Depuis le jour de sa naissance, elle n'avait cessé d'être malade. Plus petite que les autres bébés métamorphes, elle avait toujours été fragile. Les premières années avaient été un combat constant, même pour la nourrir. Son corps refusait de suivre, et les accès de fièvre revenaient sans prévenir.

À seize ans, elle n'avait toujours pas réussi à se transformer. Son esprit était trop faible pour soutenir la métamorphose. À dix-sept ans, alors que les autres louves rêvaient de rencontrer leur âme sœur, elle ne pouvait même pas imaginer que cela lui arriverait un jour.

Et comme si cela ne suffisait pas, elle n'entendait pas.

Elle savait lire sur les lèvres, mais seulement si la personne en face d'elle la regardait. Sinon, elle était coupée du monde.

Sans son père, l'Alpha de la meute de la Lune Bleue, personne n'aurait su qu'elle existait. Elle passait ses journées enfermée, loin des autres, avec un précepteur chargé de lui apprendre ce qu'elle pouvait encore comprendre.

Même après ses vingt ans, rien ne s'était amélioré.

Quelqu'un cria derrière elle.

Iris, assise sur le sol glacé de sa cellule, ne réagit pas. Elle gardait la tête baissée.

L'homme jura, visiblement agacé, avant d'ouvrir la porte. Il se rappela alors qu'elle ne pouvait pas entendre. Sans douceur, il s'approcha et la saisit brusquement par le bras pour la forcer à se lever.

Elle grimaça sous la douleur et leva les yeux vers lui, terrorisée.

Sa meute avait été écrasée. Elle était désormais une prisonnière de guerre.

La fille de l'Alpha... voilà pourquoi elle avait été gardée en vie.

L'homme attrapa son coude et la tira hors de la cellule, sans la moindre considération. Cela faisait plus d'une semaine qu'elle croupissait dans cet endroit insalubre.

Même sans entendre, Iris comprit en lisant sur ses lèvres : l'Alpha voulait la voir.

Son cœur se serra. Elle tremblait déjà.

Elle avait toujours eu peur de la douleur.

Elle trébucha plusieurs fois en essayant de suivre le rythme du garde, qui ne ralentissait pas. Ses jambes ne tenaient pas.

Quand ils arrivèrent devant la pièce, un souvenir lui revint.

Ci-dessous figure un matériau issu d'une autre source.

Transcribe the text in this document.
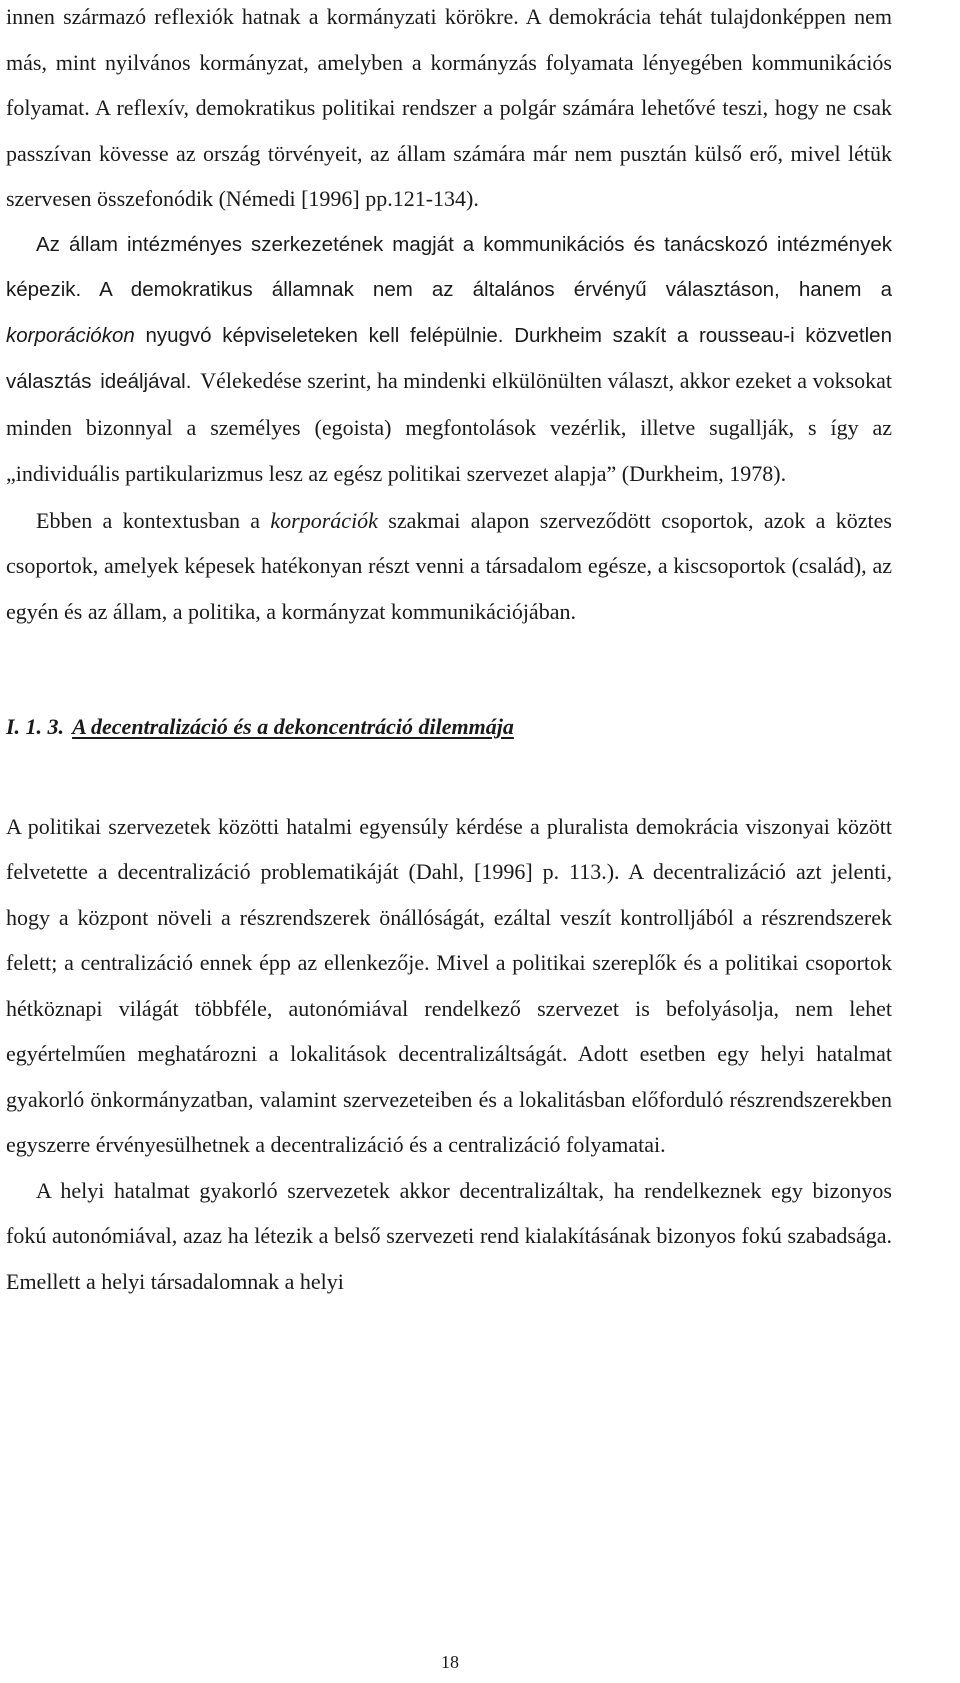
innen származó reflexiók hatnak a kormányzati körökre. A demokrácia tehát tulajdonképpen nem más, mint nyilvános kormányzat, amelyben a kormányzás folyamata lényegében kommunikációs folyamat. A reflexív, demokratikus politikai rendszer a polgár számára lehetővé teszi, hogy ne csak passzívan kövesse az ország törvényeit, az állam számára már nem pusztán külső erő, mivel létük szervesen összefonódik (Némedi [1996] pp.121-134).

Az állam intézményes szerkezetének magját a kommunikációs és tanácskozó intézmények képezik. A demokratikus államnak nem az általános érvényű választáson, hanem a korporációkon nyugvó képviseleteken kell felépülnie. Durkheim szakít a rousseau-i közvetlen választás ideáljával. Vélekedése szerint, ha mindenki elkülönülten választ, akkor ezeket a voksokat minden bizonnyal a személyes (egoista) megfontolások vezérlik, illetve sugallják, s így az „individuális partikularizmus lesz az egész politikai szervezet alapja” (Durkheim, 1978).

Ebben a kontextusban a korporációk szakmai alapon szerveződött csoportok, azok a köztes csoportok, amelyek képesek hatékonyan részt venni a társadalom egésze, a kiscsoportok (család), az egyén és az állam, a politika, a kormányzat kommunikációjában.

I. 1. 3. A decentralizáció és a dekoncentráció dilemmája

A politikai szervezetek közötti hatalmi egyensúly kérdése a pluralista demokrácia viszonyai között felvetette a decentralizáció problematikáját (Dahl, [1996] p. 113.). A decentralizáció azt jelenti, hogy a központ növeli a részrendszerek önállóságát, ezáltal veszít kontrolljából a részrendszerek felett; a centralizáció ennek épp az ellenkezője. Mivel a politikai szereplők és a politikai csoportok hétköznapi világát többféle, autonómiával rendelkező szervezet is befolyásolja, nem lehet egyértelműen meghatározni a lokalitások decentralizáltságát. Adott esetben egy helyi hatalmat gyakorló önkormányzatban, valamint szervezeteiben és a lokalitásban előforduló részrendszerekben egyszerre érvényesülhetnek a decentralizáció és a centralizáció folyamatai.

A helyi hatalmat gyakorló szervezetek akkor decentralizáltak, ha rendelkeznek egy bizonyos fokú autonómiával, azaz ha létezik a belső szervezeti rend kialakításának bizonyos fokú szabadsága. Emellett a helyi társadalomnak a helyi

18
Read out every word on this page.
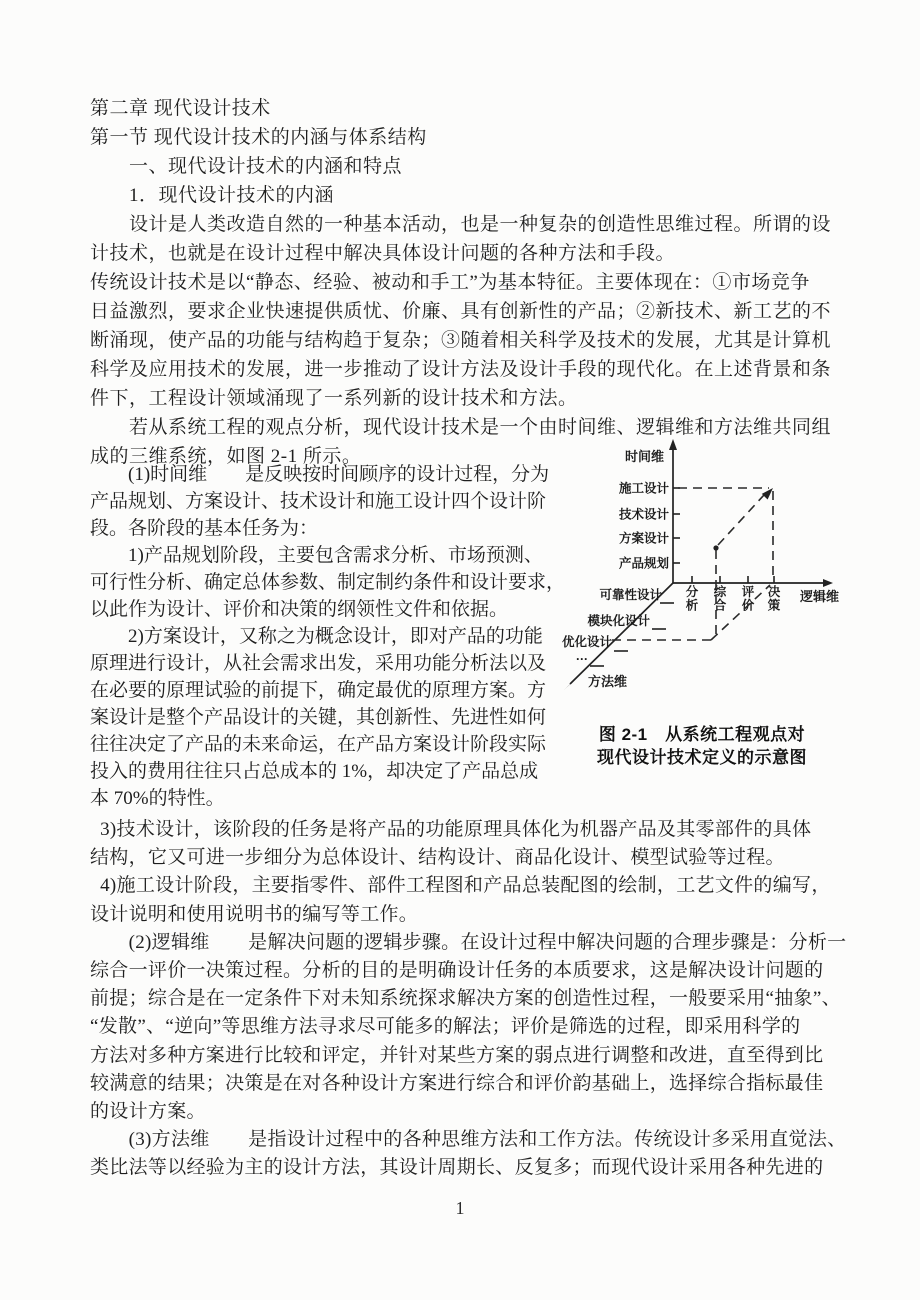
第二章 现代设计技术
第一节 现代设计技术的内涵与体系结构
　　一、现代设计技术的内涵和特点
　　1．现代设计技术的内涵
　　设计是人类改造自然的一种基本活动，也是一种复杂的创造性思维过程。所谓的设
计技术，也就是在设计过程中解决具体设计问题的各种方法和手段。
传统设计技术是以“静态、经验、被动和手工”为基本特征。主要体现在：①市场竞争
日益激烈，要求企业快速提供质忧、价廉、具有创新性的产品；②新技术、新工艺的不
断涌现，使产品的功能与结构趋于复杂；③随着相关科学及技术的发展，尤其是计算机
科学及应用技术的发展，进一步推动了设计方法及设计手段的现代化。在上述背景和条
件下，工程设计领域涌现了一系列新的设计技术和方法。
　　若从系统工程的观点分析，现代设计技术是一个由时间维、逻辑维和方法维共同组
成的三维系统，如图 2-1 所示。
　　(1)时间维　　是反映按时间顾序的设计过程，分为
产品规划、方案设计、技术设计和施工设计四个设计阶
段。各阶段的基本任务为：
　　1)产品规划阶段，主要包含需求分析、市场预测、
可行性分析、确定总体参数、制定制约条件和设计要求，
以此作为设计、评价和决策的纲领性文件和依据。
　　2)方案设计，又称之为概念设计，即对产品的功能
原理进行设计，从社会需求出发，采用功能分析法以及
在必要的原理试验的前提下，确定最优的原理方案。方
案设计是整个产品设计的关键，其创新性、先进性如何
往往决定了产品的未来命运，在产品方案设计阶段实际
投入的费用往往只占总成本的 1%，却决定了产品总成
本 70%的特性。
时间维
施工设计
技术设计
方案设计
产品规划
逻辑维
分析
综合
评价
决策
可靠性设计
模块化设计
优化设计
…
方法维
图 2-1　从系统工程观点对
现代设计技术定义的示意图
3)技术设计，该阶段的任务是将产品的功能原理具体化为机器产品及其零部件的具体
结构，它又可进一步细分为总体设计、结构设计、商品化设计、模型试验等过程。
4)施工设计阶段，主要指零件、部件工程图和产品总装配图的绘制，工艺文件的编写，
设计说明和使用说明书的编写等工作。
　　(2)逻辑维　　是解决问题的逻辑步骤。在设计过程中解决问题的合理步骤是：分析一
综合一评价一决策过程。分析的目的是明确设计任务的本质要求，这是解决设计问题的
前提；综合是在一定条件下对未知系统探求解决方案的创造性过程，一般要采用“抽象”、
“发散”、“逆向”等思维方法寻求尽可能多的解法；评价是筛选的过程，即采用科学的
方法对多种方案进行比较和评定，并针对某些方案的弱点进行调整和改进，直至得到比
较满意的结果；决策是在对各种设计方案进行综合和评价韵基础上，选择综合指标最佳
的设计方案。
　　(3)方法维　　是指设计过程中的各种思维方法和工作方法。传统设计多采用直觉法、
类比法等以经验为主的设计方法，其设计周期长、反复多；而现代设计采用各种先进的
1
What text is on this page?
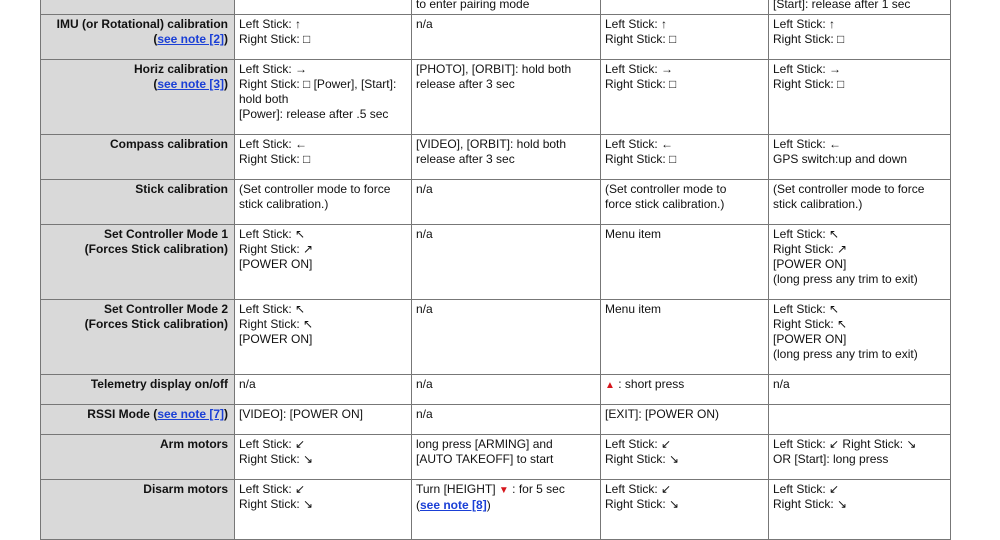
		to enter pairing mode		[Start]: release after 1 sec

IMU (or Rotational) calibration
(see note [2])	Left Stick: ↑
Right Stick: □	n/a	Left Stick: ↑
Right Stick: □	Left Stick: ↑
Right Stick: □

Horiz calibration
(see note [3])	Left Stick: →
Right Stick: □ [Power], [Start]:
hold both
[Power]: release after .5 sec	[PHOTO], [ORBIT]: hold both
release after 3 sec	Left Stick: →
Right Stick: □	Left Stick: →
Right Stick: □

Compass calibration	Left Stick: ←
Right Stick: □	[VIDEO], [ORBIT]: hold both
release after 3 sec	Left Stick: ←
Right Stick: □	Left Stick: ←
GPS switch:up and down

Stick calibration	(Set controller mode to force
stick calibration.)	n/a	(Set controller mode to
force stick calibration.)	(Set controller mode to force
stick calibration.)

Set Controller Mode 1
(Forces Stick calibration)	Left Stick: ↖
Right Stick: ↗
[POWER ON]	n/a	Menu item	Left Stick: ↖
Right Stick: ↗
[POWER ON]
(long press any trim to exit)

Set Controller Mode 2
(Forces Stick calibration)	Left Stick: ↖
Right Stick: ↖
[POWER ON]	n/a	Menu item	Left Stick: ↖
Right Stick: ↖
[POWER ON]
(long press any trim to exit)

Telemetry display on/off	n/a	n/a	▲ : short press	n/a

RSSI Mode (see note [7])	[VIDEO]: [POWER ON]	n/a	[EXIT]: [POWER ON)	

Arm motors	Left Stick: ↙
Right Stick: ↘	long press [ARMING] and
[AUTO TAKEOFF] to start	Left Stick: ↙
Right Stick: ↘	Left Stick: ↙ Right Stick: ↘
OR [Start]: long press

Disarm motors	Left Stick: ↙
Right Stick: ↘	Turn [HEIGHT] ▼ : for 5 sec
(see note [8])	Left Stick: ↙
Right Stick: ↘	Left Stick: ↙
Right Stick: ↘
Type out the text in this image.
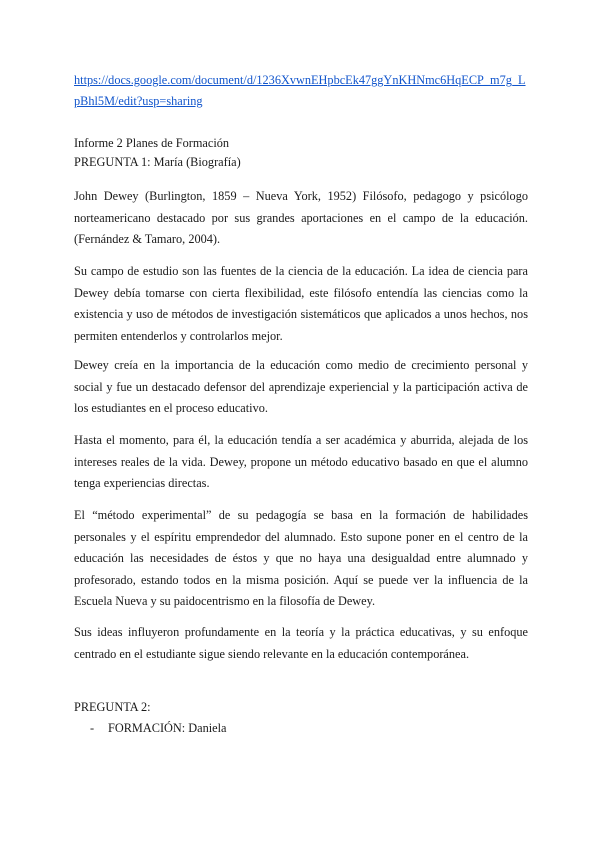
https://docs.google.com/document/d/1236XvwnEHpbcEk47ggYnKHNmc6HqECP_m7g_LpBhl5M/edit?usp=sharing
Informe 2 Planes de Formación
PREGUNTA 1: María (Biografía)

John Dewey (Burlington, 1859 – Nueva York, 1952) Filósofo, pedagogo y psicólogo norteamericano destacado por sus grandes aportaciones en el campo de la educación. (Fernández & Tamaro, 2004).

Su campo de estudio son las fuentes de la ciencia de la educación. La idea de ciencia para Dewey debía tomarse con cierta flexibilidad, este filósofo entendía las ciencias como la existencia y uso de métodos de investigación sistemáticos que aplicados a unos hechos, nos permiten entenderlos y controlarlos mejor.

Dewey creía en la importancia de la educación como medio de crecimiento personal y social y fue un destacado defensor del aprendizaje experiencial y la participación activa de los estudiantes en el proceso educativo.

Hasta el momento, para él, la educación tendía a ser académica y aburrida, alejada de los intereses reales de la vida. Dewey, propone un método educativo basado en que el alumno tenga experiencias directas.

El “método experimental” de su pedagogía se basa en la formación de habilidades personales y el espíritu emprendedor del alumnado. Esto supone poner en el centro de la educación las necesidades de éstos y que no haya una desigualdad entre alumnado y profesorado, estando todos en la misma posición. Aquí se puede ver la influencia de la Escuela Nueva y su paidocentrismo en la filosofía de Dewey.

Sus ideas influyeron profundamente en la teoría y la práctica educativas, y su enfoque centrado en el estudiante sigue siendo relevante en la educación contemporánea.

PREGUNTA 2:
- FORMACIÓN: Daniela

Elle connaissait cet endroit. C'était le bureau de l'Alpha. Elle n'y avait mis les pieds que deux fois dans sa vie. Son père n'aimait pas l'y voir. Sa faiblesse était une honte à ses yeux.

Le garde s'inclina légèrement et poussa Iris à genoux d'un coup derrière les jambes.

Face à elle se tenait Cane.

Autrefois, il n'était rien d'autre qu'un esclave dans cette meute. Pendant dix ans, il avait vécu sous leur domination. Sa propre meute, le Loup Hurlant, avait été détruite par le père d'Iris. Tous avaient été réduits en servitude, lui compris.

Cane Nortern, fils d'Alpha... devenu un moins que rien.

Son monde s'était écroulé à vingt-deux ans.

Mais aujourd'hui, la situation avait changé.

Il avait pris sa revanche.

La meute de la Lune Bleue n'existait plus. Le Loup Hurlant avait retrouvé sa puissance. Et maintenant, il restait une chose à faire : faire payer la fille de celui qui lui avait tout pris.

« Tu peux sortir. »

Le garde quitta la pièce sans discuter et referma la porte.

Iris resta seule.

Seule face à lui.

Elle leva les yeux et sentit son souffle se bloquer. Cane était immense. Plus grand que son père, plus imposant que son frère. Il la dominait complètement, et dans son regard sombre, il n'y avait qu'une chose : une haine profonde.

Elle tenta de reculer.

Mais il fut plus rapide.

Sa main se referma sur son épaule avec une force brutale. La douleur fut immédiate, comme si ses os allaient céder.

Il dit quelque chose.

Elle ne comprit pas.

Elle n'avait pas vu ses lèvres.

Un gémissement étouffé lui échappa.

L'expression de Cane changea, passant de froide à furieuse.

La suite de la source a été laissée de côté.